Design: Prospective, randomized, controlled, dose response, in vitro study.
Setting: A university research laboratory.
Subjects: Neutrophils from healthy human volunteers.
Measurements and main results: Neutrophils were primed by incubation with TNF-alpha (25 ng/mL) for 15 mins. Subsequently, TNF-alpha-primed neutrophils were incubated with two concentrations of commercially available drug preparations and drug-free solutions, respectively. The following commercially available preparations of hypnotics and sedatives as well as their corresponding drug-free solutions were tested: methohexital, thiopental, midazolam, diazepam, etomidate, and propofol. The production of oxygen radicals was initiated by adding N-formyl-methionyl-leucyl-phenylalanine (FMLP) 10(-7) mol/L and detected by luminol-enhanced chemiluminescence measurements for 15 mins. Within the range of therapeutic plasma concentrations, only thiopental, diazepam, and propofol suppressed chemiluminescence of unprimed neutrophils. Additionally, propofol alone suppressed TNF-alpha-primed neutrophils. Hypnotics and sedatives were unable to suppress oxygen radical production of TNF-alpha-primed neutrophils below the level of their control activity, measured in FMLP-induced unprimed neutrophils in the absence of the respective drug or drug-free solution. However, the effect of etomidate could not be evaluated secondarily to effects mediated by its drug-free solution. In a cell-free chemiluminescence system, thiopental and propofol demonstrated scavenging of oxygen free radicals.
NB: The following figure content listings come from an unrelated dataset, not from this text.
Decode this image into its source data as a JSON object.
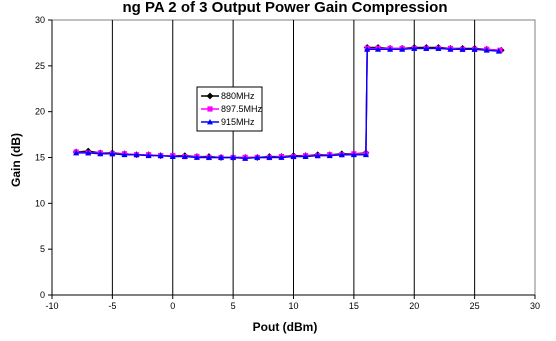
{
  "chart_data": {
    "type": "line",
    "title": "ng PA 2 of 3 Output Power Gain Compression",
    "xlabel": "Pout (dBm)",
    "ylabel": "Gain (dB)",
    "xlim": [
      -10,
      30
    ],
    "ylim": [
      0,
      30
    ],
    "x_ticks": [
      "-10",
      "-5",
      "0",
      "5",
      "10",
      "15",
      "20",
      "25",
      "30"
    ],
    "y_ticks": [
      "0",
      "5",
      "10",
      "15",
      "20",
      "25",
      "30"
    ],
    "grid": "vertical",
    "legend_position": "center-left",
    "series": [
      {
        "name": "880MHz",
        "color": "#000000",
        "marker": "diamond",
        "x": [
          -8,
          -7,
          -6,
          -5,
          -4,
          -3,
          -2,
          -1,
          0,
          1,
          2,
          3,
          4,
          5,
          6,
          7,
          8,
          9,
          10,
          11,
          12,
          13,
          14,
          15,
          16,
          16.1,
          17,
          18,
          19,
          20,
          21,
          22,
          23,
          24,
          25,
          26,
          27.2
        ],
        "y": [
          15.6,
          15.7,
          15.5,
          15.5,
          15.4,
          15.3,
          15.3,
          15.2,
          15.2,
          15.2,
          15.1,
          15.1,
          15.0,
          15.0,
          15.0,
          15.0,
          15.1,
          15.1,
          15.2,
          15.2,
          15.3,
          15.3,
          15.4,
          15.4,
          15.5,
          27.0,
          27.0,
          26.9,
          26.9,
          27.0,
          27.0,
          27.0,
          26.9,
          26.9,
          26.9,
          26.8,
          26.7
        ]
      },
      {
        "name": "897.5MHz",
        "color": "#ff00ff",
        "marker": "square",
        "x": [
          -8,
          -7,
          -6,
          -5,
          -4,
          -3,
          -2,
          -1,
          0,
          1,
          2,
          3,
          4,
          5,
          6,
          7,
          8,
          9,
          10,
          11,
          12,
          13,
          14,
          15,
          16,
          16.1,
          17,
          18,
          19,
          20,
          21,
          22,
          23,
          24,
          25,
          26,
          27.1
        ],
        "y": [
          15.6,
          15.5,
          15.5,
          15.4,
          15.4,
          15.3,
          15.3,
          15.2,
          15.2,
          15.1,
          15.1,
          15.0,
          15.0,
          15.0,
          15.0,
          15.0,
          15.0,
          15.1,
          15.1,
          15.2,
          15.2,
          15.3,
          15.3,
          15.4,
          15.4,
          26.9,
          26.9,
          26.9,
          26.9,
          26.9,
          26.9,
          26.9,
          26.9,
          26.8,
          26.8,
          26.8,
          26.7
        ]
      },
      {
        "name": "915MHz",
        "color": "#0000ff",
        "marker": "triangle",
        "x": [
          -8,
          -7,
          -6,
          -5,
          -4,
          -3,
          -2,
          -1,
          0,
          1,
          2,
          3,
          4,
          5,
          6,
          7,
          8,
          9,
          10,
          11,
          12,
          13,
          14,
          15,
          16,
          16.1,
          17,
          18,
          19,
          20,
          21,
          22,
          23,
          24,
          25,
          26,
          27.0
        ],
        "y": [
          15.5,
          15.5,
          15.4,
          15.4,
          15.3,
          15.3,
          15.2,
          15.2,
          15.1,
          15.1,
          15.0,
          15.0,
          15.0,
          15.0,
          14.9,
          15.0,
          15.0,
          15.0,
          15.1,
          15.1,
          15.2,
          15.2,
          15.3,
          15.3,
          15.3,
          26.8,
          26.8,
          26.8,
          26.8,
          26.9,
          26.9,
          26.9,
          26.8,
          26.8,
          26.8,
          26.7,
          26.6
        ]
      }
    ]
  }
}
Conclusions: Priming with TNF-alpha counteracts the inhibitory effect by certain drugs for oxygen radical formation by FMLP-stimulated neutrophils. Thus, TNF-alpha plus FMLP mediate additive effects in stimulating oxygen radical formation in neutrophils. The following drugs dose-dependently interfere with these activating pathways: thiopental, diazepam, and propofol. Additionally, thiopental and propofol have efficient oxygen-scavenging properties and may attenuate radical-mediated tissue destruction in hyperinflammatory syndromes.